First Post of the Year

Jan 13, 2015 20:50

I developed a stinking cold over the holidays and as result this is my first full week back at work. You will not be stunned to know that my absence was not felt.

It has been a mixed start to the year as while I am still stuck in a job I hate, have still not passed my driving test and came back to a flat with a broken loo there is going to be a sixth season of Horrible Histories so the year is looking up!

January also brings Oscar bait season and so far film wise I have seen Birdman and Foxcatcher. I really enjoyed Birdman. It's funny and quirky and full of glorious meta about Hollywood and the theatre. While Michael Keaton deserves all the praise he's getting I can't help but admire Edward Norton a little bit more for sending up his 'can be difficult' persona. It's one thing to nod and wink to the audience that you're a bit washed up like Keaton does but it takes balls to address the fact the world thinks you're an arsehole.

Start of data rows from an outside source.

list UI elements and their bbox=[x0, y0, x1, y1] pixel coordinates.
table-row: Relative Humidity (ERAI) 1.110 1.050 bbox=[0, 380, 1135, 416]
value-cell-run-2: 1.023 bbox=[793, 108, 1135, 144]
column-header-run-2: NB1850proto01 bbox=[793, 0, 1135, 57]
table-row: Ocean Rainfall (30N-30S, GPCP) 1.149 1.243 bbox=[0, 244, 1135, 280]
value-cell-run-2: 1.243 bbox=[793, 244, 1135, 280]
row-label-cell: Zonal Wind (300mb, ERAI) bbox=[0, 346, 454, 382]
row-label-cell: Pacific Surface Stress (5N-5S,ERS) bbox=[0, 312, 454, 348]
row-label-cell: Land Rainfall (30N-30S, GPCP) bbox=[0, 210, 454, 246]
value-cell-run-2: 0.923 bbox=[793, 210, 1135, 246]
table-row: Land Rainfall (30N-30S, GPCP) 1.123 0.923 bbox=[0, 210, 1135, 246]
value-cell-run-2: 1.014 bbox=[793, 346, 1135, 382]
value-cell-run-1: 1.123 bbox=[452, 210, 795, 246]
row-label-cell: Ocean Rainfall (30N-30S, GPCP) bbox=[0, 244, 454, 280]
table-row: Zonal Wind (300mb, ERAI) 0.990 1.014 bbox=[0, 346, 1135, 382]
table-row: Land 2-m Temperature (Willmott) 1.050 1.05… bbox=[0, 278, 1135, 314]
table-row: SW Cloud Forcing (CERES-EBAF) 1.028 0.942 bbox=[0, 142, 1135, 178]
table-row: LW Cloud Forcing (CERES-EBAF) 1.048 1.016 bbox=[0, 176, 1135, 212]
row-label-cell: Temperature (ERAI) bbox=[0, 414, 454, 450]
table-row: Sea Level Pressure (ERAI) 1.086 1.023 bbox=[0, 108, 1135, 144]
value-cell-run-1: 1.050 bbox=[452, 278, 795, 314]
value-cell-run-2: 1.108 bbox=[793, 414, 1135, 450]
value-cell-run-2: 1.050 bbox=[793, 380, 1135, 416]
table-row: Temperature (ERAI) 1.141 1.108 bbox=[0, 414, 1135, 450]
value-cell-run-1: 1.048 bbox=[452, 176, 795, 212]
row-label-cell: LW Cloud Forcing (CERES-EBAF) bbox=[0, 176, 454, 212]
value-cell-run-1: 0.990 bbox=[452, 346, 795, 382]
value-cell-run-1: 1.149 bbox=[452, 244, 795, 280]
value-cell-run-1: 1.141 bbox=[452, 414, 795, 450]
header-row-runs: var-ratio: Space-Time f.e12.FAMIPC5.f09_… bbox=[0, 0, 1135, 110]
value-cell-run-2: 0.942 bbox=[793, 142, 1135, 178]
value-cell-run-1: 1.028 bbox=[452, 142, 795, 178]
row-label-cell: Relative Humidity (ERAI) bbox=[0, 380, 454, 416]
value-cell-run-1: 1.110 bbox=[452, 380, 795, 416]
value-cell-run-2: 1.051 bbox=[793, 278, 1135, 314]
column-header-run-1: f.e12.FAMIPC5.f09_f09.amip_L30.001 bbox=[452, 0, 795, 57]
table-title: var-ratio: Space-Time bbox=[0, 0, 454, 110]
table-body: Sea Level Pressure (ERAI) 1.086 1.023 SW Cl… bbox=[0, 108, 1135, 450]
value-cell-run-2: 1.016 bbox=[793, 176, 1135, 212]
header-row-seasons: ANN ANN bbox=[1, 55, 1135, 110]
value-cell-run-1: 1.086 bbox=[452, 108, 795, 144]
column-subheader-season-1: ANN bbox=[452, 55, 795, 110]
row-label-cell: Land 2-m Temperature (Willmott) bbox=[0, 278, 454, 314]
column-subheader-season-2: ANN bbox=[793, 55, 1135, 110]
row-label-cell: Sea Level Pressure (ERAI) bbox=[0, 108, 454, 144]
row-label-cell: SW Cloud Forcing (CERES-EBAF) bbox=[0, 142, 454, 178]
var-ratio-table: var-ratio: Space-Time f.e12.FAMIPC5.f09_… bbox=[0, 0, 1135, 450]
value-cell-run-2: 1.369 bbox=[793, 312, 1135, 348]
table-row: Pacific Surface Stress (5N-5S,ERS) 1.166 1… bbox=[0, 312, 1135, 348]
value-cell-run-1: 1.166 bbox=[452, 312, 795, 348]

Foxcatcher is a film anchored by very strong performances and I think it's a pity that Channing Tatum isn't getting any awards nods as he's just as good as Carrell and Ruffalo. Yes really. The wrestling is all very weird though and never have I felt so uncomfortable watching men in lycra grope each other.

Speaking of another seminal Channing Tatum performance; I watched 22 Jump Street at the weekend, found it entertaining and applaud the mid movie rant from an A list alpha male star about how casual homophobic slurs are really unacceptable.

Over the holidays I read The Hunger Games trilogy which I had never got round to doing. The first installment is a strong, YA, dystopian, novel. Book 2 and 3 are filler cash ins and unnecessary which also goes a long way to explaining why the first film is so much better than the ones that have followed.

Also read from the books pile is Clothes, Clothes, Clothes, Music, Music, Music, Boys, Boys, Boys by Viv Albertine. I had never heard of Albertine until the publication of her autobiography last year and a review in The Guardian quoting an anecdote from it where Albertine states that Johnny Rotten complained like Kenneth Williams about the way she was performing oral sex on him. That is my kind of anecdote. Albertine was a prominent member of the London punk scene and was the guitarist in all girl punk band The Slits. The likes of The Clash, Sid and Nancy, Chrissie Hynde, Patti Smith, Vivianne Westwood, Malcolm McLaren and erm, Tom Hiddleston (No I have no idea how anyone's life goes from Sid Vicious to Tom Hiddleston either, it probably involves moving from less heroin to more tea though) wander in and out of her story but it never feels like name dropping as she comes across as so, well, normal. It's a good read and a far more nuanced than Caitlin Moran's How to Be a Woman which it's, subtly, thematically like.